Somewhere in the stumble from one bar to the next, I launch into a best-forgotten soliloquy on the meaning of fidelity, and the universal search for true love. I point to the times in the book when she seemed lonely. When men turned their backs on her, when she boarded planes back home, rejected.

We grab seats at the Tunnel Top, and halfway through the first Chimay, I have enough alcohol coursing through my veins to ask her my question: "Are you sure it's not really love you're looking for, not sex? Maybe you just want a soul mate?"

But Juska is distracted. Standing behind us is a fabulous young couple, the boy in large pink tinted sunglasses and the girl in blue ones, both wearing skintight slacks and huge velvet porkpie hats. Juska turns around and looks them both up and down, before she remembers my question. "Oh wait, I'm sorry, about soul mates?" She crosses, then recrosses her legs, smiles. "Look, I'm in a much different place than you are at your age. Maybe it's an evolutionary thing. I've done marriage and kids. I'm not into nesting. I don't have much time left. And I have these lovely interactions with these men -- maybe it's because for me, and for other people my age, there's a certain poignancy and sweetness that comes from being so close to the end."
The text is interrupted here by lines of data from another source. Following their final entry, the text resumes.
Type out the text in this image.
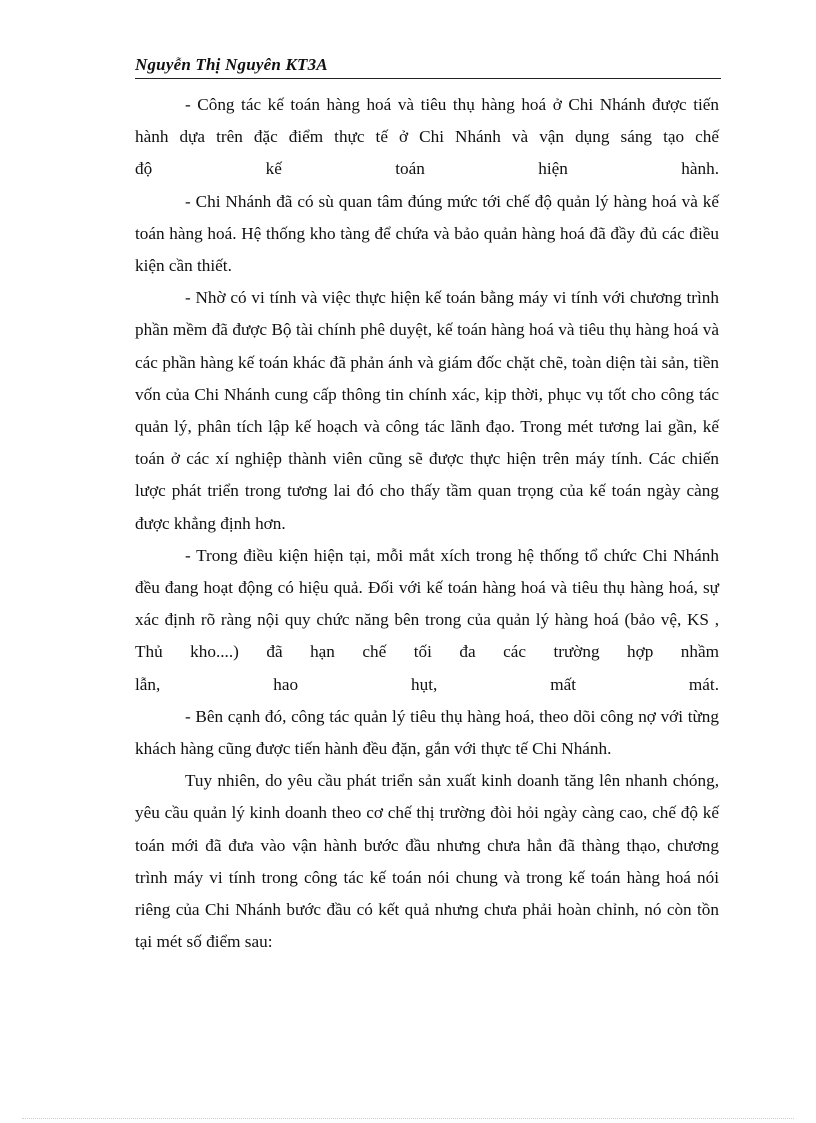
Nguyễn Thị Nguyên KT3A

- Công tác kế toán hàng hoá và tiêu thụ hàng hoá ở Chi Nhánh được tiến hành dựa trên đặc điểm thực tế ở Chi Nhánh và vận dụng sáng tạo chế

độ kế toán hiện hành.

- Chi Nhánh đã có sù quan tâm đúng mức tới chế độ quản lý hàng hoá và kế toán hàng hoá. Hệ thống kho tàng để chứa và bảo quản hàng hoá đã đầy đủ các điều kiện cần thiết.

- Nhờ có vi tính và việc thực hiện kế toán bằng máy vi tính với chương trình phần mềm đã được Bộ tài chính phê duyệt, kế toán hàng hoá và tiêu thụ hàng hoá và các phần hàng kế toán khác đã phản ánh và giám đốc chặt chẽ, toàn diện tài sản, tiền vốn của Chi Nhánh cung cấp thông tin chính xác, kịp thời, phục vụ tốt cho công tác quản lý, phân tích lập kế hoạch và công tác lãnh đạo. Trong mét tương lai gần, kế toán ở các xí nghiệp thành viên cũng sẽ được thực hiện trên máy tính. Các chiến lược phát triển trong tương lai đó cho thấy tầm quan trọng của kế toán ngày càng được khẳng định hơn.

- Trong điều kiện hiện tại, mỗi mắt xích trong hệ thống tổ chức Chi Nhánh đều đang hoạt động có hiệu quả. Đối với kế toán hàng hoá và tiêu thụ hàng hoá, sự xác định rõ ràng nội quy chức năng bên trong của quản lý hàng hoá (bảo vệ, KS , Thủ kho....) đã hạn chế tối đa các trường hợp nhầm

lẫn, hao hụt, mất mát.

- Bên cạnh đó, công tác quản lý tiêu thụ hàng hoá, theo dõi công nợ với từng khách hàng cũng được tiến hành đều đặn, gắn với thực tế Chi Nhánh.

Tuy nhiên, do yêu cầu phát triển sản xuất kinh doanh tăng lên nhanh chóng, yêu cầu quản lý kinh doanh theo cơ chế thị trường đòi hỏi ngày càng cao, chế độ kế toán mới đã đưa vào vận hành bước đầu nhưng chưa hẳn đã thàng thạo, chương trình máy vi tính trong công tác kế toán nói chung và trong kế toán hàng hoá nói riêng của Chi Nhánh bước đầu có kết quả nhưng chưa phải hoàn chỉnh, nó còn tồn tại mét số điểm sau:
Juska certainly doesn't look like she's anywhere near the end. Tipsy and giggling in the late afternoon light, she looks positively radiant. In fact, the 20-something bartender has been watching her from the corner of his eye since she came in, and I don't think it was because he wanted to card her.

"So casual sex has a different meaning for you?"

"Oh lord!" she exclaims, sounding shocked for the first time so far. "My dear, this is not casual sex at all! Sex is very intimate -- you come out of it changed. I don't care how free you think you are. Sex is not one bit casual. Wonderful, yes, and worth it."

"Even with Robert, the chump?" I ask.

"Well, yes. Even with Robert. I mean, I did get hurt in the course of writing this book. Because I took chances. If you live your life in order to protect yourself, then you're not going to live life."

It's early evening by now. She smiles at me. Her eyes dissolve into a thousand tiny wrinkles.

"What was the biggest risk you took?" I ask. She takes no notice of the bartender leaning in to hear her answer. "Well, I guess going to the airport to meet the first fella who answered my ad, the one who stole my underwear."

The round-heeled woman laughs, and lifts her glass for a toast. "And you know, even he had his high points. I mean, we had fun."


By Sheerly Avni

Sheerly Avni is a freelance writer living in Oakland.